“Crash-oom!” went a gun. “Crash-oom!” went a second, a third and a fourth.
“They’re firing at us!” said Ortho.
Puddicombe snorted. “Aye—powder! That’s rejoicements, that is. You don’t know these Arabs; when the cow calves they fire a gun; that’s their way o’ laughing. Why, I’ve seen the corsairs come home to Algiers with all the forts blazin’ like as if there was a bombardment on. You wait, we’ll open up in a minute. Ah, there you are!”
“Crash-oom!” bellowed the flagship ahead. “Zang! Zang!” thundered their own bow-chasers. “Crash-oom!” roared the ship astern, and the forts on either hand replied with deafening volleys. “Crack-wang! Crack-wang!” sang the little swivels. “Pop-pop-pop!” snapped the muskets ashore. In the lull came the noise of far cheering and the throb of drums and then the stunning explosions of the guns again.
“They’ve dowsed the mizzen,” said Puddicombe. “Foresail next and let go. We’m most there, son; see what I mean?”
They were taken off at dusk in a ferry float. The three ships were moored head and stern in a small river with walled towns on either hand, a town built upon red cliffs to the south, a town built upon a flat shore to the north. To the east lay marshes and low hills beyond, with the full moon rising over them.
The xebecs were surrounded by a mob of skiffs full of natives, all yelling and laughing and occasionally letting off a musket. One grossly overloaded boat, suddenly feeling its burden too great to bear, sank with all hands.

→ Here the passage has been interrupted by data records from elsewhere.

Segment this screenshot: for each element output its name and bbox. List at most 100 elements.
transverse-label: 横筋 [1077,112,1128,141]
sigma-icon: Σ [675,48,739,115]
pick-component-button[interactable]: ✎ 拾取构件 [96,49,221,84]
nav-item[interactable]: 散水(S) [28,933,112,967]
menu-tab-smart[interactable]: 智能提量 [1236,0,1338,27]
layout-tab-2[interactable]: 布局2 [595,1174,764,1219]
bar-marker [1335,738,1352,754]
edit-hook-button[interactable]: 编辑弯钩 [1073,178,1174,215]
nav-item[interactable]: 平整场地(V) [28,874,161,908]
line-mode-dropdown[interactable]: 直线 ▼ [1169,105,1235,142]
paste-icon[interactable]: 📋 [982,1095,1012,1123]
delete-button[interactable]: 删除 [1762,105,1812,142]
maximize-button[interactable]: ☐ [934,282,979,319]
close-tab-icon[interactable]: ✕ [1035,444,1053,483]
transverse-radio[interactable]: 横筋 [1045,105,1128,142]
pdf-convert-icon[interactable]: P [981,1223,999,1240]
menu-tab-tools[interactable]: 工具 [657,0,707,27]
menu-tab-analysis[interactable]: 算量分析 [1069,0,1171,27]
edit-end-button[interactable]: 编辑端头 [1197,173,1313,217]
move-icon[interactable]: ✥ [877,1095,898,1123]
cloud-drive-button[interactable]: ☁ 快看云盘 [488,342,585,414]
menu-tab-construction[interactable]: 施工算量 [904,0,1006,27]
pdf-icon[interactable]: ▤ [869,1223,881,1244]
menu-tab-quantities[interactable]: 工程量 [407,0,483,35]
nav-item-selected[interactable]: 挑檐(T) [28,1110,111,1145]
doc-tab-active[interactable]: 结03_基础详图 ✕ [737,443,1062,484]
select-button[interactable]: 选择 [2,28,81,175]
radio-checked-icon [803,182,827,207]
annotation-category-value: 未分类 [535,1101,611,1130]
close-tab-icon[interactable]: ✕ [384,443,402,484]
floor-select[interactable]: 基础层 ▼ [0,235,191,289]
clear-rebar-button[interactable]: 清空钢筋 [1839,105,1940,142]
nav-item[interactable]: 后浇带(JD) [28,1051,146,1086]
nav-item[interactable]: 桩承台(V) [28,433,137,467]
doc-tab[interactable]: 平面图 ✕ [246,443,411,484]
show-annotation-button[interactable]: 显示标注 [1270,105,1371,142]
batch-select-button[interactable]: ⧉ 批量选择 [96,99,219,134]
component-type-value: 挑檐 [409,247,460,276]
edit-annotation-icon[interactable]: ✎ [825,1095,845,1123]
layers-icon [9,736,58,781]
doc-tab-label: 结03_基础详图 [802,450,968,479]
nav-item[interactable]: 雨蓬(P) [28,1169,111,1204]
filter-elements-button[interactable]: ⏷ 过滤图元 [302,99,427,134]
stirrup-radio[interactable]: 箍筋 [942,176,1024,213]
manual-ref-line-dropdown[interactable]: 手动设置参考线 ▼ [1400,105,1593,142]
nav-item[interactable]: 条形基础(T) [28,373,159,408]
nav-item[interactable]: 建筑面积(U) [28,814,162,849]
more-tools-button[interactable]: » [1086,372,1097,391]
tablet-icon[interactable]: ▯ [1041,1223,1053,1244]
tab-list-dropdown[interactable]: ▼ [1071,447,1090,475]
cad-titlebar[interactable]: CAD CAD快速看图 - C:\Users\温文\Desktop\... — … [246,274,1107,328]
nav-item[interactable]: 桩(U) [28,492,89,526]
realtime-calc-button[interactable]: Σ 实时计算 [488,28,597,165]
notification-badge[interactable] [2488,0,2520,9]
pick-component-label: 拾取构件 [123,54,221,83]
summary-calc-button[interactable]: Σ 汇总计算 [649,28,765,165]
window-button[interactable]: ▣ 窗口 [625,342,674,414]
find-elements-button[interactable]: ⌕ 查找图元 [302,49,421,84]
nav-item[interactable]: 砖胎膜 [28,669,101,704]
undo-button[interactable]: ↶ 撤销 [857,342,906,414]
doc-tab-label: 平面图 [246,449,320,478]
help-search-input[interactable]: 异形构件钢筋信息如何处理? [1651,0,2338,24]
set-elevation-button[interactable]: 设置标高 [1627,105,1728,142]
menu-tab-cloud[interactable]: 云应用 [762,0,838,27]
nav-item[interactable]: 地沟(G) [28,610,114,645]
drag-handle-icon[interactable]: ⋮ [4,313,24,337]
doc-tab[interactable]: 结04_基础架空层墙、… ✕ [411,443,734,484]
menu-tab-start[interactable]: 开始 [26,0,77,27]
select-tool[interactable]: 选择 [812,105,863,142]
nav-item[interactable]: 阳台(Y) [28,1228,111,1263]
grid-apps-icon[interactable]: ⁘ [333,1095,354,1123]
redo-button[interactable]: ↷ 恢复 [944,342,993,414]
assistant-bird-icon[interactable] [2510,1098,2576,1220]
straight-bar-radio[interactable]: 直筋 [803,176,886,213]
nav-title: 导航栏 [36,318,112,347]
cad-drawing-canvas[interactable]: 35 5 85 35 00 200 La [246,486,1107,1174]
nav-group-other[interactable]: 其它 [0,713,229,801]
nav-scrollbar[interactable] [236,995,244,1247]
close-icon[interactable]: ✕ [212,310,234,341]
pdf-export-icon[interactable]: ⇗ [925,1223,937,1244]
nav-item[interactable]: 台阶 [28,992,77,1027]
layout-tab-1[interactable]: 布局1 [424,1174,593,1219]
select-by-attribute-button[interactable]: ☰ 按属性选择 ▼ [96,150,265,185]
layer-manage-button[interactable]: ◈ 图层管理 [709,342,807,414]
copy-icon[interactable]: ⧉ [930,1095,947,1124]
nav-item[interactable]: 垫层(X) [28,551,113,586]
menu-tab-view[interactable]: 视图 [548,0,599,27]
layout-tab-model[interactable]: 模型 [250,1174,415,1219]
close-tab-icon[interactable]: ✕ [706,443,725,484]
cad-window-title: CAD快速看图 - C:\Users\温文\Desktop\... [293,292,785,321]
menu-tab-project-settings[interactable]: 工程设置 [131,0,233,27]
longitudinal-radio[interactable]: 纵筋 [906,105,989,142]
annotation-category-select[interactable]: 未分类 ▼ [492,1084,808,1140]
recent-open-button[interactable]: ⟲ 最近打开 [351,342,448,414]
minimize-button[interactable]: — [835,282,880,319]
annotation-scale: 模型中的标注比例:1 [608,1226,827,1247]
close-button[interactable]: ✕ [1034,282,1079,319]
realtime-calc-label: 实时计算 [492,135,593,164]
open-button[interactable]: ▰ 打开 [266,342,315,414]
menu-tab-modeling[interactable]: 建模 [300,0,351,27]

Its occupants did not mind in the least; they splashed about, bubbling with laughter, baled the craft out and climbed in again. The ferry deposited its freight of captives on the spit to the north, where they were joined by the prisoners from the other ships, including some women taken on the Dutch Indiaman. They were then marched over the sand flats towards the town, and all the way the native women alternately shrieked for joy or cursed them. They lined the track up to the town, shapeless bundles of white drapery, and hurled sand and abuse. One old hag left her long nail marks down Ortho’s cheek, another lifted her veil for a second and sprayed him with spittle.
“Kafir-b-Illah was rasool!” they screamed at the hated Christians. Then: “Zahrit! Zahrit! Zahrit!” would go the shrill joy cries.
Small boys with shorn heads and pigtails gamboled alongside, poking them with canes and egging their curs on to bite them, and in front of the procession a naked black wild man of the mountains went leaping, shaking his long hair, whooping and banging a goat-skin tambourine.